О «Цветах Зла» (Бальмонт)/1904 (ДО)

Материал из Викитеки — свободной библиотеки
О „Цвѣтахъ Зла“
авторъ Константинъ Дмитріевичъ Бальмонтъ (1867—1942)
См. Горныя вершины. Дата созданія: 1904, опубл.: 1904. Источникъ: Бальмонтъ, К. Д. Горныя вершины. — М.: Книгоиздательство «Грифъ», 1904. — С. 54—58..

[54]
О „ЦВѢТАХЪ ЗЛА“.


(Charles Baudelaire, Les Fleurs Du Mal, 1857).


Cet esprit comblé d’angoisse…Baudelaire.

Les Fleurs du Mal. Цвѣты съ узорными лепестками и ядовитымъ дыханіемъ. Цвѣты, которые заставляютъ сердце сжиматься съ инстинктивной боязнью, если подходишь къ нимъ въ минуту счастья, и радующіе только тогда, когда сердце, измучившись, ищетъ другого измученнаго сердца, какъ одна струна звуками ищетъ другую, чтобы вдвоемъ создать гармонію тоски и пѣвучаго томленья.
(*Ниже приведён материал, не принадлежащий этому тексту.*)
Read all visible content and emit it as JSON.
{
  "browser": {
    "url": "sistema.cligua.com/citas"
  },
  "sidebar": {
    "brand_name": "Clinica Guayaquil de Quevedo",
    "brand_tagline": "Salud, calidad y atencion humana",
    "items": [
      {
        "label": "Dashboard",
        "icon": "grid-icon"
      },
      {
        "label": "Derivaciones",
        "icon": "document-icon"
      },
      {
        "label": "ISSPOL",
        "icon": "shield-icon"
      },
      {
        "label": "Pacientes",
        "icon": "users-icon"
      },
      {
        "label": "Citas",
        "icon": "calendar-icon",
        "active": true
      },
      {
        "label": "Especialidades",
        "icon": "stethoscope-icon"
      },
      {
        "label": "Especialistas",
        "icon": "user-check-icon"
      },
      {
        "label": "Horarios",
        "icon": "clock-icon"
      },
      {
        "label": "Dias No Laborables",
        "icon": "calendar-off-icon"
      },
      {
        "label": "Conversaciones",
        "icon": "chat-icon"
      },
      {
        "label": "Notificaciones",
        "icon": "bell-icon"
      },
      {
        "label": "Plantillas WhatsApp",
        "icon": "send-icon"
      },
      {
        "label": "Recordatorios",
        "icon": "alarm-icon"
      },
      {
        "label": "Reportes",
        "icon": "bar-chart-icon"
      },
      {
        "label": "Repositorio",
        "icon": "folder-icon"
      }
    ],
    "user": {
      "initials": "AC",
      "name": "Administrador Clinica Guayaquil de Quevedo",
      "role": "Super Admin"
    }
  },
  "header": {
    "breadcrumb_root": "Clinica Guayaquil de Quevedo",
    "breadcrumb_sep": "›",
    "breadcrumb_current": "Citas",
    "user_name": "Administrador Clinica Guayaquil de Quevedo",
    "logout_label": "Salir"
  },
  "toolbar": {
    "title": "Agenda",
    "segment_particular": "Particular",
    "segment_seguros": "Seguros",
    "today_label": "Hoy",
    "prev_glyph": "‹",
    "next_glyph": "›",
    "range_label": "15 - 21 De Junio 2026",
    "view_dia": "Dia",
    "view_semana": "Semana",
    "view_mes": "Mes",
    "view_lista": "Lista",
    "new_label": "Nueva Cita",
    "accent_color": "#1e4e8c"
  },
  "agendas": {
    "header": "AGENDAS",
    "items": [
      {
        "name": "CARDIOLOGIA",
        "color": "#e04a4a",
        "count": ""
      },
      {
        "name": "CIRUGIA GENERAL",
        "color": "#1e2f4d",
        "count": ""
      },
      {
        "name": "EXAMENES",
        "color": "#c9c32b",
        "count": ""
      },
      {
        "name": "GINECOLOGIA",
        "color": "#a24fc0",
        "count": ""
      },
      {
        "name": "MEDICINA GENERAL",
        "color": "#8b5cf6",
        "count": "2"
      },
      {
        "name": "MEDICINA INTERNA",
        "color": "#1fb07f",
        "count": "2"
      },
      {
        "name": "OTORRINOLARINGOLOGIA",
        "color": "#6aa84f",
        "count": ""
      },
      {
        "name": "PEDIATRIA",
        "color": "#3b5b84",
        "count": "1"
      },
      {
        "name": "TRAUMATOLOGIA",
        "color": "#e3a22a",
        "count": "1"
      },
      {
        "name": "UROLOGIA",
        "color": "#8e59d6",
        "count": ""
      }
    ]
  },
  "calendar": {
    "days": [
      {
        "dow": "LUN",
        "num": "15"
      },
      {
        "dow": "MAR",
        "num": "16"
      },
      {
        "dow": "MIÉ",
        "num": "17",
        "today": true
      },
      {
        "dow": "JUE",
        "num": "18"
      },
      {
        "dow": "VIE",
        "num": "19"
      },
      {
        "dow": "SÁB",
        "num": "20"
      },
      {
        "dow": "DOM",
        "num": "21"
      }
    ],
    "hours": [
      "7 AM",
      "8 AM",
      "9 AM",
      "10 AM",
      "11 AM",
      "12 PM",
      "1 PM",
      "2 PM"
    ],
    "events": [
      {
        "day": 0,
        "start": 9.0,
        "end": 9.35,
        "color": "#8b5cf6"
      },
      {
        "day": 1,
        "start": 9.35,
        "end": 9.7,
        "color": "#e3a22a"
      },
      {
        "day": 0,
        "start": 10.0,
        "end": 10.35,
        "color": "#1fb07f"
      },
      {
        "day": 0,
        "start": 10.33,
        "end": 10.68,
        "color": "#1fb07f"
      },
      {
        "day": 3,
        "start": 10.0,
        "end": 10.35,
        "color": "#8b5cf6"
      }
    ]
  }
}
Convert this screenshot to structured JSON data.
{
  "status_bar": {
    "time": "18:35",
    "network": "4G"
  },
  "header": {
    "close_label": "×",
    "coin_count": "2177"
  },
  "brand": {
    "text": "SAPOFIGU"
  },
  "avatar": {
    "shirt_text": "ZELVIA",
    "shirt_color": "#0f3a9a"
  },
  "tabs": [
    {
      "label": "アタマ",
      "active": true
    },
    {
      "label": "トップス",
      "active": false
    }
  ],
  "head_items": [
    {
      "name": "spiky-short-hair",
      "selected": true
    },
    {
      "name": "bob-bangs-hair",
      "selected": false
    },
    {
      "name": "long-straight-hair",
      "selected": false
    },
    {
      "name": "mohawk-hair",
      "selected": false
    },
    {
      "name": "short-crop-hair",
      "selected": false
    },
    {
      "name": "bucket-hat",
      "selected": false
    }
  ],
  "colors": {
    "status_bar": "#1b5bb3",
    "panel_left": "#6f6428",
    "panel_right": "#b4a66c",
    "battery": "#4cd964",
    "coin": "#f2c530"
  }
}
Міръ мучительства надъ самимъ собой, неудержимое стремленье входить въ диссонансы, и вводить въ себя волну противорѣчій. Странная прихоть поэта, съ такимъ пронзительно-яснымъ умомъ, желать во что бы то ни стало быть только съ тѣмъ, что ранитъ, не убѣгать отъ боли, а приближать ее къ себѣ.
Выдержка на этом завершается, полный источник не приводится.